Pour ce qui est de l’investissement dans le secteur de l’énergie en bourse, nous estimons que les évaluations sont raisonnables compte tenu du prix courant du pétrole. Plusieurs titres répondent à notre critère quantitatif d’achat si le prix du pétrole demeure stable. Toutefois, nous sommes loin d’être convaincus de la juste valeur du sous-jacent. Nous préférons demeurer absents de ce secteur pour le moment.

Résumé de nos opinions et de nos positionnements

  • Le cycle mondial repart avec les États-Unis en tête, suivi par le Japon et l’Europe, qui sort de récession. Une diminution des mesures d’austérité en Europe est maintenant envisageable en raison de la baisse des coûts d’emprunt en Espagne et en Italie.
  • La sortie de la Fed de son programme d’achat d’obligations est un risque clairement identifié et bien géré par le marché obligataire. N’oublions pas que les taux ont déjà doublé en 2013. Pour le moment, la création de monnaie n’est pas inflationniste.
  • La hausse des taux n’est pas le fruit d’un retour de l’inflation, mais d’une normalisation des taux réels. Le rendement du marché obligataire sera faible mais positif cette année, malgré les appréhensions générales. Nous conservons une durée courte et une exposition au dollar américain.
  • Le rendement des marchés boursiers sera nettement plus faible qu’en 2013, les valorisations étant de retour aux moyennes historiques. La faiblesse du dollar canadien favorisera la performance de notre composante croissance, qui est fortement pondérée à l’étranger.
  • Nous demeurons absents des pays émergents. Le rythme de croissance poursuit son ralentissement en douceur. Nous sommes d’avis que les valorisations sont plus intéressantes, mais que le cycle est peu favorable au marché boursier. En plus de l’énorme concurrence, la hausse des salaires fait pression sur les marges. Le risque demeure trop élevé.

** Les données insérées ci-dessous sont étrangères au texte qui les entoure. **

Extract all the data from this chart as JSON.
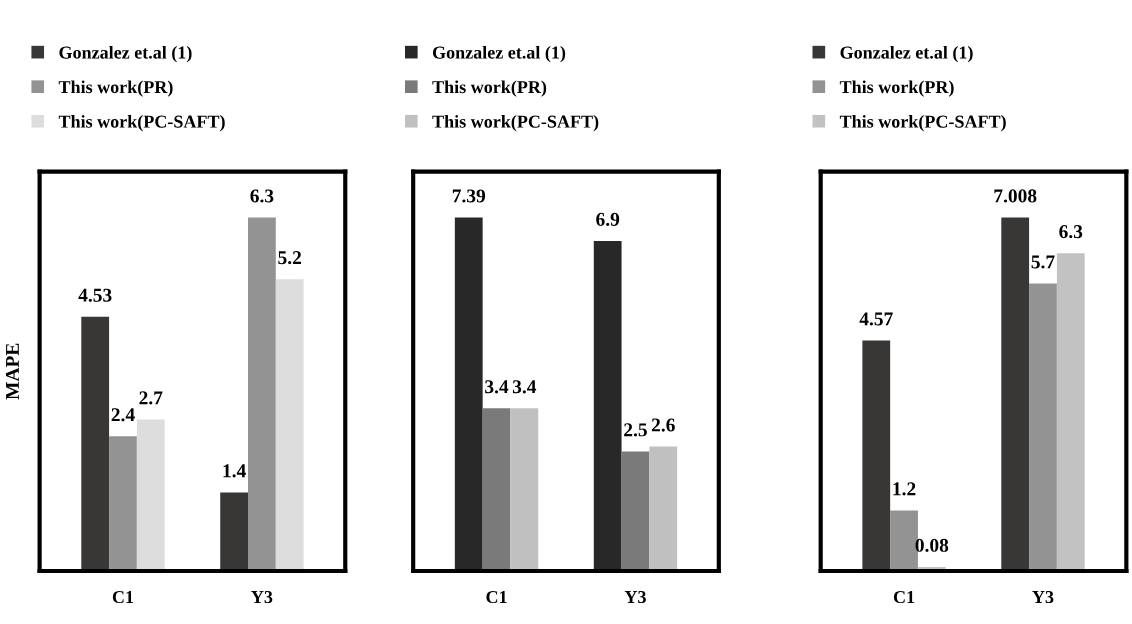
{
  "chart_data": [
    {
      "type": "bar",
      "ylabel": "MAPE",
      "categories": [
        "C1",
        "Y3"
      ],
      "data_labels": true,
      "legend": "top left",
      "tick_labels": "x",
      "grid": false,
      "series": [
        {
          "name": "Gonzalez et.al (1)",
          "color": "#383735",
          "values": [
            4.53,
            1.4
          ]
        },
        {
          "name": "This work(PR)",
          "color": "#939393",
          "values": [
            2.4,
            6.3
          ]
        },
        {
          "name": "This work(PC-SAFT)",
          "color": "#dcdddc",
          "values": [
            2.7,
            5.2
          ]
        }
      ]
    },
    {
      "type": "bar",
      "categories": [
        "C1",
        "Y3"
      ],
      "data_labels": true,
      "legend": "top left",
      "tick_labels": "x",
      "grid": false,
      "series": [
        {
          "name": "Gonzalez et.al (1)",
          "color": "#282828",
          "values": [
            7.39,
            6.9
          ]
        },
        {
          "name": "This work(PR)",
          "color": "#7a7a7a",
          "values": [
            3.4,
            2.5
          ]
        },
        {
          "name": "This work(PC-SAFT)",
          "color": "#c0c0c0",
          "values": [
            3.4,
            2.6
          ]
        }
      ]
    },
    {
      "type": "bar",
      "categories": [
        "C1",
        "Y3"
      ],
      "data_labels": true,
      "legend": "top left",
      "tick_labels": "x",
      "grid": false,
      "series": [
        {
          "name": "Gonzalez et.al (1)",
          "color": "#383735",
          "values": [
            4.57,
            7.008
          ]
        },
        {
          "name": "This work(PR)",
          "color": "#939393",
          "values": [
            1.2,
            5.7
          ]
        },
        {
          "name": "This work(PC-SAFT)",
          "color": "#c2c2c2",
          "values": [
            0.08,
            6.3
          ]
        }
      ]
    }
  ]
}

Nous gardons le cap du point de vue sectoriel :

  • Nous demeurons absents du secteur des ressources, qui continuera de souffrir d’une surcapacité qui maintiendra les prix bas.
  • Nous évitons le secteur de la consommation discrétionnaire au Canada et des fiducies immobilières sensibles au taux d’intérêt.
  • Nous surpondérons le secteur de la consommation de base, de la santé et de la technologie tout en favorisant les multinationales.
  • Nous préférons les banques américaines aux banques canadiennes. Au Canada, dans le secteur des services financiers, nous favorisons les assureurs aux banques.
  • Nous voyons une opportunité dans les faibles évaluations des titres de sociétés de télécommunications européennes contrairement au Canada, où les titres sont pleinement évalués, alors que la croissance du secteur ralentit.

Nous vous souhaitons une bonne année 2014 !

 

Sources : Crédit Suisse, Bloomberg, RBC Gestion mondiale d’actifs et Alan Greenspan (Le temps des turbulences, Paris, éditions JC Lattès, 2007, 677 p.)